Can you figure out where global variables resize in the memory of a program? Take another good look at the schematic in 8.1: program memory. It lives outside of the stack, and also outside of the heap, in a separate block called “data”. Note that we are not employing any kind of pointer system. Thus, we are not calling upon the heap to transfer data from one method to the other.

When should I use global variables? The answer is never, if possible. In practice, in an iterative programming language such as C, that is very difficult to achieve. In essence, function and struct declarations are all part of the global scope. Methods can be accessed from any other method (provided you used forward declarations), because the method name itself is declared globally, instead of locally.

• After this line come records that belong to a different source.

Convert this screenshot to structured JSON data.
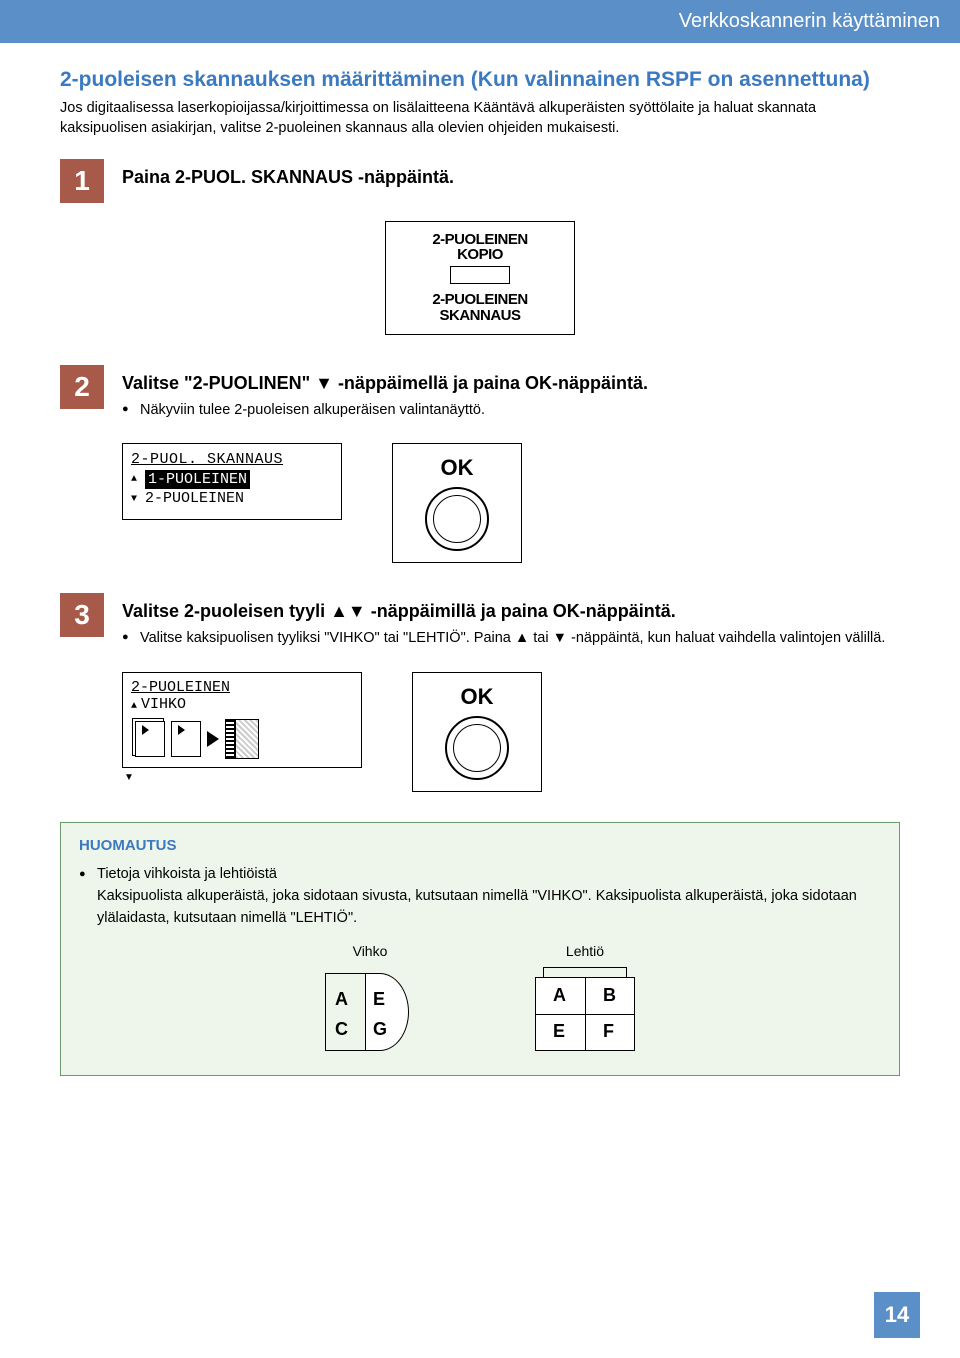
{
  "banner": "Verkkoskannerin käyttäminen",
  "section_title": "2-puoleisen skannauksen määrittäminen (Kun valinnainen RSPF on asennettuna)",
  "intro": "Jos digitaalisessa laserkopioijassa/kirjoittimessa on lisälaitteena Kääntävä alkuperäisten syöttölaite ja haluat skannata kaksipuolisen asiakirjan, valitse 2-puoleinen skannaus alla olevien ohjeiden mukaisesti.",
  "steps": {
    "s1": {
      "num": "1",
      "title": "Paina 2-PUOL. SKANNAUS -näppäintä.",
      "panel": {
        "l1a": "2-PUOLEINEN",
        "l1b": "KOPIO",
        "l2a": "2-PUOLEINEN",
        "l2b": "SKANNAUS"
      }
    },
    "s2": {
      "num": "2",
      "title": "Valitse \"2-PUOLINEN\" ▼ -näppäimellä ja paina OK-näppäintä.",
      "bullet": "Näkyviin tulee 2-puoleisen alkuperäisen valintanäyttö.",
      "lcd": {
        "hdr": "2-PUOL. SKANNAUS",
        "opt1": "1-PUOLEINEN",
        "opt2": "2-PUOLEINEN"
      },
      "ok": "OK"
    },
    "s3": {
      "num": "3",
      "title": "Valitse 2-puoleisen tyyli ▲▼ -näppäimillä ja paina OK-näppäintä.",
      "bullet": "Valitse kaksipuolisen tyyliksi \"VIHKO\" tai \"LEHTIÖ\". Paina ▲ tai ▼ -näppäintä, kun haluat vaihdella valintojen välillä.",
      "lcd": {
        "hdr": "2-PUOLEINEN",
        "opt1": "VIHKO"
      },
      "ok": "OK"
    }
  },
  "note": {
    "title": "HUOMAUTUS",
    "line1": "Tietoja vihkoista ja lehtiöistä",
    "body": "Kaksipuolista alkuperäistä, joka sidotaan sivusta, kutsutaan nimellä \"VIHKO\". Kaksipuolista alkuperäistä, joka sidotaan ylälaidasta, kutsutaan nimellä \"LEHTIÖ\".",
    "col1": "Vihko",
    "col2": "Lehtiö",
    "letters": {
      "A": "A",
      "B": "B",
      "C": "C",
      "E": "E",
      "F": "F",
      "G": "G"
    }
  },
  "page_number": "14",
  "colors": {
    "banner_bg": "#5a8fc7",
    "accent_blue": "#3b7ac0",
    "step_bg": "#a85a4a",
    "note_bg": "#eef5ea",
    "note_border": "#6b9b6b"
  }
}
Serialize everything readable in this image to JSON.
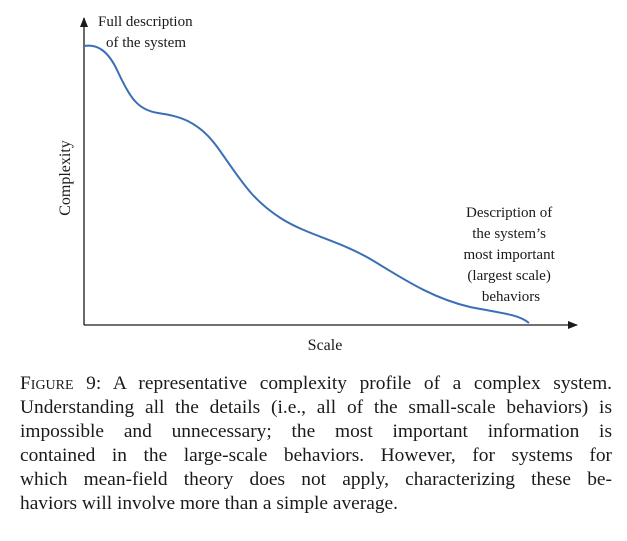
{
  "figure": {
    "axes": {
      "xlabel": "Scale",
      "ylabel": "Complexity"
    },
    "annotations": {
      "top": [
        "Full description",
        "of the system"
      ],
      "bottom": [
        "Description of",
        "the system’s",
        "most important",
        "(largest scale)",
        "behaviors"
      ]
    }
  },
  "caption": {
    "label": "Figure 9:",
    "lines": [
      "A representative complexity profile of a complex system.",
      "Understanding all the details (i.e., all of the small-scale behaviors) is",
      "impossible and unnecessary; the most important information is",
      "contained in the large-scale behaviors. However, for systems for",
      "which mean-field theory does not apply, characterizing these be-",
      "haviors will involve more than a simple average."
    ]
  },
  "colors": {
    "ink": "#1a1a1a",
    "curve": "#3a6fb5",
    "background": "#ffffff"
  }
}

Consider the following example in Javascript:

function someMethod() {
    int age = 30;

    function someMethodInAMethod() {
        age = 5; // will work: the variable is part of this (closed) scope
    }

    someMethodInAMethod();
}

function otherMethod() {
    age = 5; // will not work: age is accessible in someMethod only

    otherMethod(); // will work and cause an infinite loop
    someMethodInAMethod(); // will not work: same reason as age 
}

Calling functions within functions is only possible in C in the form of function pointers leveraging the power of void*, but there is no change in the functionality of the scopes. In C, everything in top level is global scope. Top level is declared as the lowermost level, the body of your source file where all delcarations are put. main() is globally scoped at top level. In the above JS example, so is someMethod, but not someMethodInAMethod: that method is not part of the global scope.

In practice, most C programs are constructed as a sequence of method calls, all residing in the global scope. You should try to avoid using global variables as any method can change the value of that variable, causing all kinds of wreckage. If you need to pass something, use return. If you need to pass multiple things, use a struct, or refactor it!